Thursday, June 09, 2005

Friends - continued (part 2)

Since moving to Virginia in early 1998, we have met some people whom only one word describes – awesome. There are many couples, families to be more exact, with whom we share so much. Friendship really took on a new meaning shortly after moving here. On the very first day we moved in, a few couples on our street invited us to sit on the street while the kids played and grab a brew to talk. We watched the kids play and instantly made friends. It was that night that we met a couple down the street (see previous post), with whom we hit it off right away. The boys were in scouts and in school together. I will post a more specific post about them before they move. The “going away for a while” party is happening on Saturday. I know that tears will be shed that night.

We have one friend who has been through many changes – a child that died from a mystery illness, a divorce from an abusive drunk, a rebound relationship with another, older, even more abusive drunk, and the development of a wonderful relationship with her second husband. He treats her kids better than they have been treated with their father. This spring, one of her twins (8) had medical problems that were very sudden and very serious. We heard an ambulance coming down the street early one morning only to have it stop in front of our house. Our hearts were in our throats not knowing what had happened. The girl ended up having a problem very similar to the child that died. It was during that time that the mom I think realized who her real friends were. We were there for her day and night, taking care of the kids without her asking. I think she was overwhelmed with the support that some gave and with the support that others didn’t provide. The true friends were there to provide the unconditional support. Thank God, her daughter came out if it with little problems and a much better understanding of why her son died (and how to protect the family from this condition). But, I digress.

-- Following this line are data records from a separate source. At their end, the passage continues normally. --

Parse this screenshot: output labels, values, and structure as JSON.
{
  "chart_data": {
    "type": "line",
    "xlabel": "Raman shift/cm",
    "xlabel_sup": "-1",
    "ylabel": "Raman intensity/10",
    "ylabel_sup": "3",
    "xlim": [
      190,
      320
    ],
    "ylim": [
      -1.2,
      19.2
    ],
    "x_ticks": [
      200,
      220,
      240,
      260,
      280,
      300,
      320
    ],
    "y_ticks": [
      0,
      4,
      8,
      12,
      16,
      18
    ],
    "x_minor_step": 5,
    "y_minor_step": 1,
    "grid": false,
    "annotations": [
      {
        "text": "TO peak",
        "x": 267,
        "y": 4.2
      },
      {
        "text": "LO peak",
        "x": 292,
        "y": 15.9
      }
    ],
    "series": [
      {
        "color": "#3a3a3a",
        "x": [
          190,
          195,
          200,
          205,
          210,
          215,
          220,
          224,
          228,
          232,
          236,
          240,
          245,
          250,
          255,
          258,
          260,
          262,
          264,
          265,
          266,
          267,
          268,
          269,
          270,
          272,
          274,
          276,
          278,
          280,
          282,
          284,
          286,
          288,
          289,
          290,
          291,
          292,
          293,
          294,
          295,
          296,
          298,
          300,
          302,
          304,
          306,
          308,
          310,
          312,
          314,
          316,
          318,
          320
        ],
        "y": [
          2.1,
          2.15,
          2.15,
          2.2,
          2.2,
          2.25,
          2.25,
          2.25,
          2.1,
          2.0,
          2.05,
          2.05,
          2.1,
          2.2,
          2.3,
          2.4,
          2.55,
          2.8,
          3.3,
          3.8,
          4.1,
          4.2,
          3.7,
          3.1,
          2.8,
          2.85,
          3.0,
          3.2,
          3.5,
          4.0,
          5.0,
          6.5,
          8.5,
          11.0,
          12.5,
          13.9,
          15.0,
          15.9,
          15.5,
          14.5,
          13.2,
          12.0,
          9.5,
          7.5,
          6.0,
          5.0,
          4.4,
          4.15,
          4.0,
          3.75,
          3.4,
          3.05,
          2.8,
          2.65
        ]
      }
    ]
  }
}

The point of this post that I have skirted around is that friends matter. They matter to us and they should matter to you. You will smile more and live longer when you have someone to share your heartbreak, your joys, your tasks, and your downtime with.

Sunday, June 05, 2005

Friends - part 1

We attended another neighborhood party last night. It was the 7th almost annual Olympic Party, held at a friend's house down the street. There were so many people there that we knew -- and got to meet a handful of others. This party was started close to a summer olympic year, and has the wackiest challenges ever. Of course, they are really challenging when you have been drinking all evening. Teams were choosen ahead of time, and all couples were split between the two teams. This makes for a competitive environment. Of course, cheating is not encouraged, but is thought to occur regularly (cheating with the games, not with your neighbors ;-).

The first event was a "get to know your neighbor" event. You had to stand next to two people of the opposite sex and have your hands tied together (strips of cloth were used for this). When everyone was tied up and the game began, you had to thread an illuminated (that would electrified) string of lights in your left sleeve of your shirt, across your chest, and out the right sleeve. On to the next person. Once it hit the end of the line, you had to go the opposite direction, and thread it through the sleeves and over your back. The first team to run out of lights won. Definately an ice breaker!

When all was said and done, I wondered home just before 3:30. Good thing most of our neighbors were at the party and drinking as much as we were!

The hosts of the party are moving to Pennsylvania in the next few weeks. They are very good friends of ours - and have been for the seven + years we've been in Virginia. They are probably the closest couple to us from a relationship / reality / work ethic perspective. While we have two other couples that we are really good friends with (and actually spend more time with), these guys are level headed and really consistent with what can be expected. They actually understand when work gets in the way of kids demands, or when paying the bills is not even a question of priority.

Last year, Bill (the hubby here) had a real scare with cancer. It didn't overwhelm their lives, it was just part of it. I must say that with that, I realized what a great person he is at acceptance of things he cannot change. However, they also realized that they were not to finish life but continue it and change the things they could. Over the past 2 years, Bill has lost 45 lbs., runs several days a week, all while driving 60,000+ miles every year. It's just what is needed to keep things in motion. I respect that, and will miss the weekend (since he's gone most weekdays) friendship that we've shared over the past 7 years.

Thanks for another great (but final) Olympic party friends.